Berger tried to think about any reference to Toni Darien as a marathon runner. She didn’t recall that being released to the media, only that she jogged.
“How did you first meet Hannah?” she asked.
“The Monkey Bar, where a lot of Hollywood people hang out,” he said. “She was in there one night and we started talking. She was really smart about money, told me all kinds of stuff I didn’t know shit about.”
“And you know what happened to her three weeks ago,” Berger said, and Lucy listened intensely.
“I have a pretty good idea. I think somebody did something. You know, she pissed people off.”
“Who did she piss off?” Berger asked.
“You got a phone book? Let me go through it.”
“A lot of people,” Berger said. “You’re saying she pissed off almost everybody she met?”
“Including me. I admit. She always wanted her way about everything. She had to have her own way about absolutely everything.”
“You’re talking about her as if she’s dead.”
“I’m not naïve.
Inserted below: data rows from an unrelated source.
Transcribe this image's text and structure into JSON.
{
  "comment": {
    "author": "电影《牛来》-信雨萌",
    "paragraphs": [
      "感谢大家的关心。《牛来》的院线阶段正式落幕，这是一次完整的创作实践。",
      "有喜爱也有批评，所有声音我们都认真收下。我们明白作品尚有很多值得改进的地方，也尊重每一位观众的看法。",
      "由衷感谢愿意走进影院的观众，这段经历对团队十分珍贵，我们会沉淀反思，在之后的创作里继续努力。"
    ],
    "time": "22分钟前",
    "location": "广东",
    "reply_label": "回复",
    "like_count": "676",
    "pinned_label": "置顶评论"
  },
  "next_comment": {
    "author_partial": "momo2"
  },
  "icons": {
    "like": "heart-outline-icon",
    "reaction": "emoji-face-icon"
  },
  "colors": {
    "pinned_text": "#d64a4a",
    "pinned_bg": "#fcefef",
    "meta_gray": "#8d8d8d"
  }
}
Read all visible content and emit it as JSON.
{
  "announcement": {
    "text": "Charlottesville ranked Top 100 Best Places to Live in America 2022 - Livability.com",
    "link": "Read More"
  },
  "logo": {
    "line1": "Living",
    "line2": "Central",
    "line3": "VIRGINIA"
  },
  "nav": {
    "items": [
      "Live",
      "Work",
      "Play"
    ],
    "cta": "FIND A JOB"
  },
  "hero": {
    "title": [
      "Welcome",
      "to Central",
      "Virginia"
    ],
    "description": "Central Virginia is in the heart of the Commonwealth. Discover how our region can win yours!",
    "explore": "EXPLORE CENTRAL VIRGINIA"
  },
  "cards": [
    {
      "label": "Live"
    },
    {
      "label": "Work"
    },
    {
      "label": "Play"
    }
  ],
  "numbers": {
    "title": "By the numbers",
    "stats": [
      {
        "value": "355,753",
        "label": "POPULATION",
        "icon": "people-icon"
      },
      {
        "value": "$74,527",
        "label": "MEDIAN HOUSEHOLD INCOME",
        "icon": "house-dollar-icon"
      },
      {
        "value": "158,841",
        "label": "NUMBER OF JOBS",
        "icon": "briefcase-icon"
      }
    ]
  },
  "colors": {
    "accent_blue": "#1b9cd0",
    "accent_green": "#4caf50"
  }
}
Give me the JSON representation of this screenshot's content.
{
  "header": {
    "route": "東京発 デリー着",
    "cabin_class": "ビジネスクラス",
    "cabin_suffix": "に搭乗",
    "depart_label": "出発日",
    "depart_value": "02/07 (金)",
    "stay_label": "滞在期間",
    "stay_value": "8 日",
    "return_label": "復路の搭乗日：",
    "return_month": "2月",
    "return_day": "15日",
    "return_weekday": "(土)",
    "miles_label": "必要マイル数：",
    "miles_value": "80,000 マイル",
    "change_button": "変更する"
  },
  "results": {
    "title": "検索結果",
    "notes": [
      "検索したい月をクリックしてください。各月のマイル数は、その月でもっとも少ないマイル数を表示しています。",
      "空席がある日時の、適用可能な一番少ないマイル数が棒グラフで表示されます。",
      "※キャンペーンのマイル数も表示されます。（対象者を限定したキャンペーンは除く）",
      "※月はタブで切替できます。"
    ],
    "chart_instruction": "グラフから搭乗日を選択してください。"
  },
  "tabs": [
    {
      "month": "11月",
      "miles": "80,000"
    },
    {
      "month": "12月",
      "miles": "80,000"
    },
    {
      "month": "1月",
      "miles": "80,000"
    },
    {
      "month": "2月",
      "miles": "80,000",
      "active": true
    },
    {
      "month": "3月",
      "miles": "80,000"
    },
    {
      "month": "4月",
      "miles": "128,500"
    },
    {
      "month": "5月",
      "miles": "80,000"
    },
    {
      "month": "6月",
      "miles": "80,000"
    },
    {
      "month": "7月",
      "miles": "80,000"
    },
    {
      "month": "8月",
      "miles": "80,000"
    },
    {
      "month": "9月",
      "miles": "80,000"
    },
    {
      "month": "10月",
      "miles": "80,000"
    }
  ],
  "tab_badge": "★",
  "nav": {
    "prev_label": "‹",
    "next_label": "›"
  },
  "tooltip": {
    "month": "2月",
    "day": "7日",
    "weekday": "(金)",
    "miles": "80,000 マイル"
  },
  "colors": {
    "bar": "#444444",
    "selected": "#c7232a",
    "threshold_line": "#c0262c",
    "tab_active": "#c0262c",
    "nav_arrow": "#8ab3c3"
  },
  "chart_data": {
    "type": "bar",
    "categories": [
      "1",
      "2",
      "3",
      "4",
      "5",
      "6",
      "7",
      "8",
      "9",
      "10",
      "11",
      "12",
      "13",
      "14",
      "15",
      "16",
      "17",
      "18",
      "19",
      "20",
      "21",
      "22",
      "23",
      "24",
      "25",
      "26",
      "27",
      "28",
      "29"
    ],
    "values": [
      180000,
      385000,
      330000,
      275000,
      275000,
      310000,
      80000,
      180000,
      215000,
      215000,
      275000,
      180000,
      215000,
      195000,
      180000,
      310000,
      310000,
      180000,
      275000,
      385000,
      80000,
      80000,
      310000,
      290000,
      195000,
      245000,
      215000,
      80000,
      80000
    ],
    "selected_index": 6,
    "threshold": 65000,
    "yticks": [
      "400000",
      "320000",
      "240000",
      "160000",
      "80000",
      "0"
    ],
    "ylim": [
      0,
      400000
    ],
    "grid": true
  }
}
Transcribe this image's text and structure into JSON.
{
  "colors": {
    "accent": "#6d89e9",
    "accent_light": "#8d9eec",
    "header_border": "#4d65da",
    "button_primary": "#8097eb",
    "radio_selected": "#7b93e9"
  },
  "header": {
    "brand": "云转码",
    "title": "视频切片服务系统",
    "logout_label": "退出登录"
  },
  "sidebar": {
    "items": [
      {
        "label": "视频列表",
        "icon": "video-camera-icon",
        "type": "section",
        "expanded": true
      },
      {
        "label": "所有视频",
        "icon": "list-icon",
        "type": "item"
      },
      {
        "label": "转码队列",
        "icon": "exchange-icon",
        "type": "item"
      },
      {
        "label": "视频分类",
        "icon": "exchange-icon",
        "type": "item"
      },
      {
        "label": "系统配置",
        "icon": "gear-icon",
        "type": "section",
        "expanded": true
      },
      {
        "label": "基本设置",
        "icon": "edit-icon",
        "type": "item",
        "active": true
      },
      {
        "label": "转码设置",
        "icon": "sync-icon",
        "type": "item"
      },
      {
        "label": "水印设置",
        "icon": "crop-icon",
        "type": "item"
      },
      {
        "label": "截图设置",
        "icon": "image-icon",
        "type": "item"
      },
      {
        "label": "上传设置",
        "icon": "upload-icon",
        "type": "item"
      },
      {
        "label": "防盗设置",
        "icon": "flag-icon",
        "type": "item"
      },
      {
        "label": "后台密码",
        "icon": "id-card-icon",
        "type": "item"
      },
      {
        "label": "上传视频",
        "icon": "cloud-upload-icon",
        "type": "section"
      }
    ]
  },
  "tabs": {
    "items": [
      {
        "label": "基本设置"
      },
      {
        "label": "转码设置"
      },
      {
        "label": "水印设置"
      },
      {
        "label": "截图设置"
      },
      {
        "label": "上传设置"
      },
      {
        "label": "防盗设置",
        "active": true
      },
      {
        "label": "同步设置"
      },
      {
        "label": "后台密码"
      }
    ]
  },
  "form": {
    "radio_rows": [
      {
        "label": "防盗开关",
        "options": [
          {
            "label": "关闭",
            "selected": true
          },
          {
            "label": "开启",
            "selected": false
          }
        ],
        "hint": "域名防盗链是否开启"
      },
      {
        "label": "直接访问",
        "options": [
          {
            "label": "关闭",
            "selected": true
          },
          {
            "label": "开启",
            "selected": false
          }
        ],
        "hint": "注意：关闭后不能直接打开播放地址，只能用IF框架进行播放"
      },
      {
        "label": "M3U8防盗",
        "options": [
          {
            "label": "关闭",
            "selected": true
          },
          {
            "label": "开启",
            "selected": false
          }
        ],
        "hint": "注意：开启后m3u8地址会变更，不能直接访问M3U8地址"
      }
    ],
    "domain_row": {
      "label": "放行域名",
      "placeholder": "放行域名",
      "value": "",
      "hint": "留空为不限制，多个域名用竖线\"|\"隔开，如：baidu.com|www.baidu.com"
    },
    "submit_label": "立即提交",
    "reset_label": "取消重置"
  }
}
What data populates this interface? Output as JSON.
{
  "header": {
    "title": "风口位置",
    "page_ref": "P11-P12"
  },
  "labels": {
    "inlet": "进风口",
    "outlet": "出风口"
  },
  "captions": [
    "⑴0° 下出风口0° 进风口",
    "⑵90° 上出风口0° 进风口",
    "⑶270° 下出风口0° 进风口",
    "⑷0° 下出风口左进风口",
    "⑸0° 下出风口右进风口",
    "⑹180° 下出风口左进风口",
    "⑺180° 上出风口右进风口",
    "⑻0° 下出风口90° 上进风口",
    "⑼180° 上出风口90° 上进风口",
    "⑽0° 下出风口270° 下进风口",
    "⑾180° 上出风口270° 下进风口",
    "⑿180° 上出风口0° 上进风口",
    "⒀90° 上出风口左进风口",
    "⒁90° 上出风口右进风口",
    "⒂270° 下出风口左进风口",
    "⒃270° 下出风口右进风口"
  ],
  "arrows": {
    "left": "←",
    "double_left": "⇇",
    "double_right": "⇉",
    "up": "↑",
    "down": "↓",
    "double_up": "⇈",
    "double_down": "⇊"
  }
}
Most people think something bad happened to her.”
“You don’t seem upset about the possibility she might be dead,” Berger said.
“Sure it’s upsetting. I didn’t hate her. I just got tired of her pushing me and pushing me. Chasing me and chasing me, if you want me to be honest. She didn’t like to be told no.”
“Why did she give you your money back-actually, four times your original investment? Two million dollars. That’s quite a return on your investment in only a year.”
Another shrug. “The market was volatile. Lehman Brothers was going belly-up. She called me and said she was recommending I pull out, and I said whatever you think. Then I got the wire. And later on? Damn if she wasn’t right. I would have lost everything, and I’m not making millions and millions yet. I’m not A list yet. Whatever I have left over after expenses, I sure as hell don’t want to lose.”